Ahmadinejad: Referendum on
transfer of Israel to Europe
by Hiedeh Farmani and Aresu Eqbali
Iranian President Mahmoud Ahmadinejad on Friday launched a new tirade against Israel amid growing tensions with the West, vowing to work to abolish the Jewish state and questioning the scale of the Holocaust.
Ahmadinejad said Iran would strive to liberate "all of Palestine" from Israeli hands, in a speech to mark the Quds day, where Iran holds its annual mass protest marches in solidarity with the Palestinians.
Tens of thousands of Iranians turned out for the march in central Tehran, carrying anti-Zionist banners, chanting "Death to Israel" and burning Israeli and American flags.
"The Palestinian people are standing firm. The Iranian people and other peoples will not stop until all of Palestinian territory is liberated," Ahmadinejad told the faithful at Tehran University.
"They (world powers) should not think that the Iranian nation and other nations in the region will take off their hands off the throat of the Zionists and their supporters."
Ahmadinejad provoked an international outcry shortly after his election in 2005 when he called for Israel to be "wiped from the map" and also described the Holocaust as a "myth".
He has since toned down his rhetoric but in this speech he reaffirmed his deeply controversial questioning of the mass slaughter of Jews in World War II and his suggestion that Israel could be moved to arctic North America.

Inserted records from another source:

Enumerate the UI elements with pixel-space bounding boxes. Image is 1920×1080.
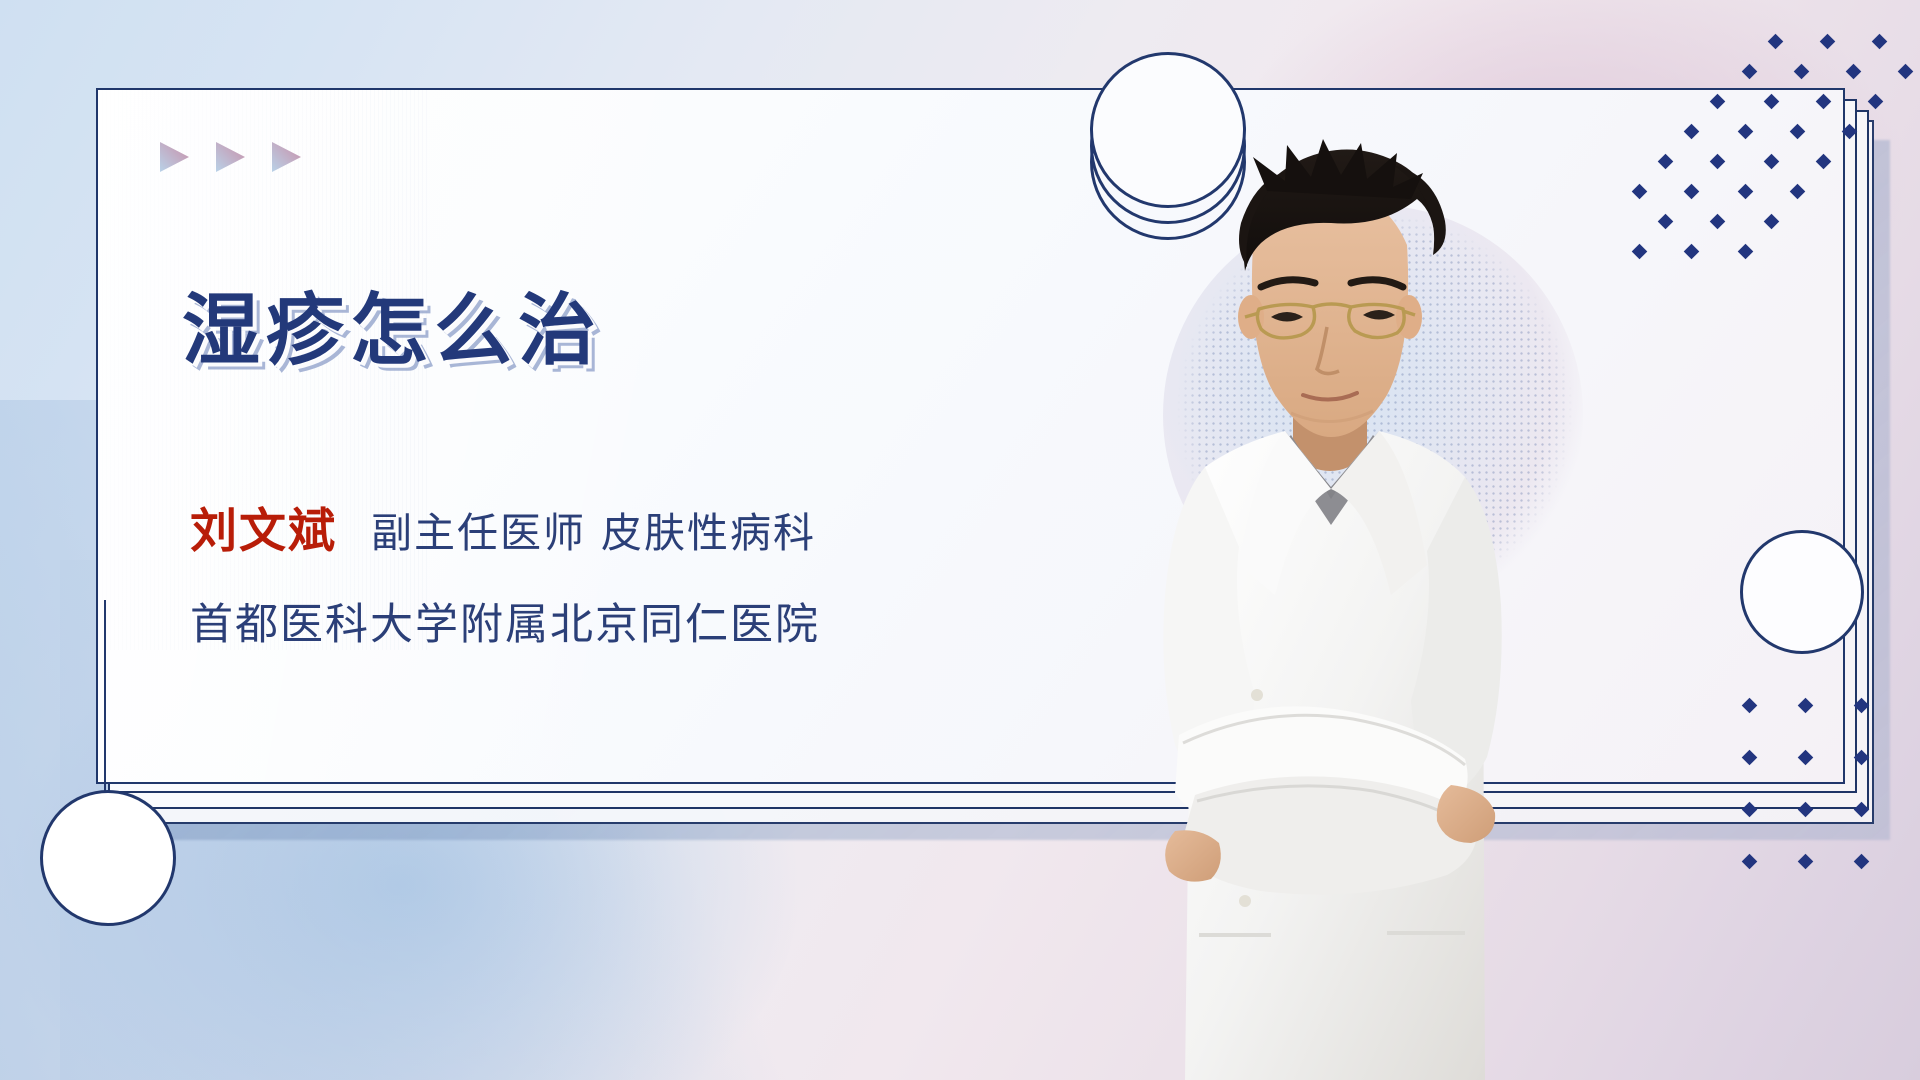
arrow-marker-group: [160, 141, 298, 171]
doctor-credentials: 副主任医师 皮肤性病科: [371, 499, 816, 559]
doctor-byline: 刘文斌 副主任医师 皮肤性病科: [190, 492, 816, 561]
play-triangle-icon: [272, 141, 298, 171]
circle-outline-decoration: [1740, 530, 1864, 654]
doctor-photo: [1135, 95, 1675, 1080]
doctor-name: 刘文斌: [190, 492, 337, 561]
play-triangle-icon: [160, 141, 186, 171]
circle-stem-line: [104, 600, 106, 792]
circle-outline-decoration: [40, 790, 176, 926]
play-triangle-icon: [216, 141, 242, 171]
hospital-name: 首都医科大学附属北京同仁医院: [190, 590, 820, 652]
slide-canvas: 湿疹怎么治 刘文斌 副主任医师 皮肤性病科 首都医科大学附属北京同仁医院: [0, 0, 1920, 1080]
page-title: 湿疹怎么治: [182, 268, 602, 380]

"The Iranian nation hates killing and considers Hitler and the executioners of the World War II as black and dark figures," he said.

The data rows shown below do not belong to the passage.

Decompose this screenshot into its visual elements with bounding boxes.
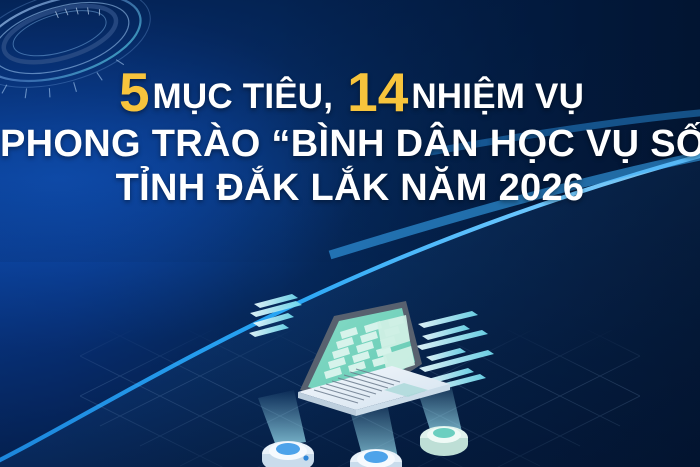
- data-bars-left: [249, 294, 302, 337]
- task-label: NHIỆM VỤ: [411, 77, 584, 116]
- headline-block: 5MỤC TIÊU, 14NHIỆM VỤ PHONG TRÀO “BÌNH D…: [0, 68, 700, 207]
- task-count-number: 14: [347, 61, 408, 123]
- headline-line-1: 5MỤC TIÊU, 14NHIỆM VỤ: [0, 68, 700, 118]
- poster-canvas: 5MỤC TIÊU, 14NHIỆM VỤ PHONG TRÀO “BÌNH D…: [0, 0, 700, 467]
- headline-line-3: TỈNH ĐẮK LẮK NĂM 2026: [0, 169, 700, 207]
- holo-puck: [420, 426, 468, 456]
- goal-label: MỤC TIÊU,: [153, 77, 334, 116]
- goal-count-number: 5: [119, 61, 150, 123]
- holo-puck: [262, 441, 314, 467]
- headline-line-2: PHONG TRÀO “BÌNH DÂN HỌC VỤ SỐ”: [0, 125, 700, 163]
- laptop-illustration: [236, 286, 526, 467]
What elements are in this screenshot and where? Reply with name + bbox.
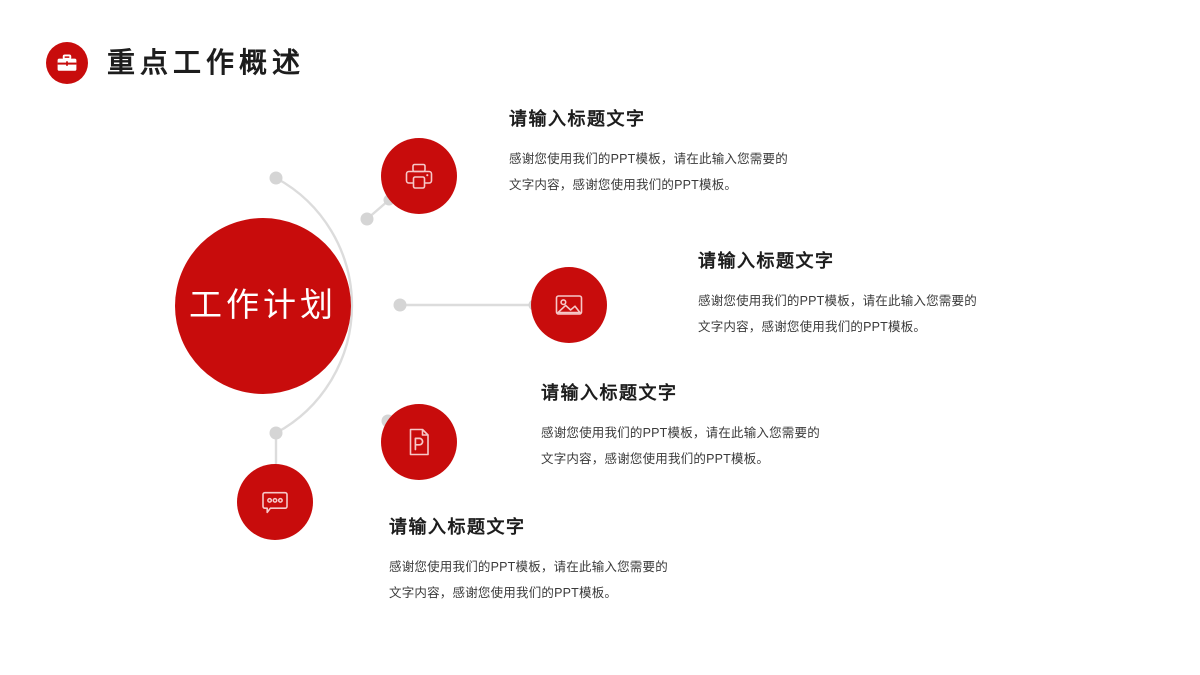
joint-dot-printer-branch [361, 213, 374, 226]
image-icon [552, 288, 586, 322]
block-body-line: 感谢您使用我们的PPT模板，请在此输入您需要的 [541, 420, 820, 446]
joint-dot-arc-end [270, 427, 283, 440]
connector-branch-printer [367, 200, 389, 219]
block-body-line: 感谢您使用我们的PPT模板，请在此输入您需要的 [389, 554, 668, 580]
chat-bubble-icon [258, 485, 292, 519]
slide: 重点工作概述 工作计划 [0, 0, 1200, 675]
block-body-line: 文字内容，感谢您使用我们的PPT模板。 [541, 446, 820, 472]
content-block: 请输入标题文字 感谢您使用我们的PPT模板，请在此输入您需要的 文字内容，感谢您… [541, 384, 820, 472]
content-block: 请输入标题文字 感谢您使用我们的PPT模板，请在此输入您需要的 文字内容，感谢您… [389, 518, 668, 606]
hub-label: 工作计划 [189, 290, 337, 323]
block-title: 请输入标题文字 [698, 252, 977, 270]
block-body-line: 文字内容，感谢您使用我们的PPT模板。 [389, 580, 668, 606]
diagram-node-ppt-file[interactable] [381, 404, 457, 480]
hub-circle[interactable]: 工作计划 [175, 218, 351, 394]
block-title: 请输入标题文字 [389, 518, 668, 536]
diagram-node-printer[interactable] [381, 138, 457, 214]
block-body-line: 文字内容，感谢您使用我们的PPT模板。 [698, 314, 977, 340]
joint-dot-image-branch [394, 299, 407, 312]
printer-icon [402, 159, 436, 193]
diagram-node-image[interactable] [531, 267, 607, 343]
block-body-line: 文字内容，感谢您使用我们的PPT模板。 [509, 172, 788, 198]
block-body-line: 感谢您使用我们的PPT模板，请在此输入您需要的 [698, 288, 977, 314]
powerpoint-file-icon [402, 425, 436, 459]
diagram-node-chat[interactable] [237, 464, 313, 540]
block-body-line: 感谢您使用我们的PPT模板，请在此输入您需要的 [509, 146, 788, 172]
content-block: 请输入标题文字 感谢您使用我们的PPT模板，请在此输入您需要的 文字内容，感谢您… [509, 110, 788, 198]
joint-dot-arc-start [270, 172, 283, 185]
block-title: 请输入标题文字 [509, 110, 788, 128]
content-block: 请输入标题文字 感谢您使用我们的PPT模板，请在此输入您需要的 文字内容，感谢您… [698, 252, 977, 340]
block-title: 请输入标题文字 [541, 384, 820, 402]
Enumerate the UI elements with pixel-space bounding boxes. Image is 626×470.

"But the Iranian nation has a question and as long as there is no clear and reasonable response to this question, it will remain.
"They have made the Holocaust sacred and do not allow anyone to ask questions. Under the pretext of the Holocaust they are allowed to commit whatever crime they like," he added.
"Europeans cannot tolerate the Zionists in their region and country, but they want to impose them on the people of the region... Give these vast lands of Canada and Alaska to them to create a country for themselves."
His graphic verbal assualt on the Jewish state came amid growing tensions over the Iranian nuclear programme.
Israel, widely believed to be the only nuclear armed power in the Middle East, has expressed alarm over Iran's nuclear drive, which the Jewish state and its main ally the United States believe is aimed at making an atomic bomb.
The United States and Israel have never ruled out the option of military strikes and some European states, led by France, want to impose their own economic sanctions against Tehran.
Iran however insists that its nuclear programme is solely aimed at generating electricity for a growing population whose massive oil and gas reserves will eventually run out.
Israel was an ally of the imperial regime of last Iranian shah Mohammad Reza Pahlavi, developing close military and economic ties, but all this changed when he was ousted by the Islamic revolution in 1979.
Iran is also home to 25,000 Iranian Jews, the largest Jewish community in the Middle East outside Israel, and officials say this shows its stance is anti-Zionist but in no way anti-Semitic.
State television showed pictures of tens of thousands of people streaming through the streets in other demonstrations held in every major city up-and-down the country, repeatedly chanting the mantra of "Death to Israel".
Despite the heavily politicised nature of the Tehran demonstration, there was a festive mood with the numerous children present having their faces painted as cats and rabbits in entertainment laid-on by the municipality.
"I come every year because the Palestinians are helpless and they cannot defend themselves. I come here to here to attract the world's attention to their plight," said Somayeh Salim, 27.
She was carrying an Israeli flag in her rucksack: "I am going to burn it."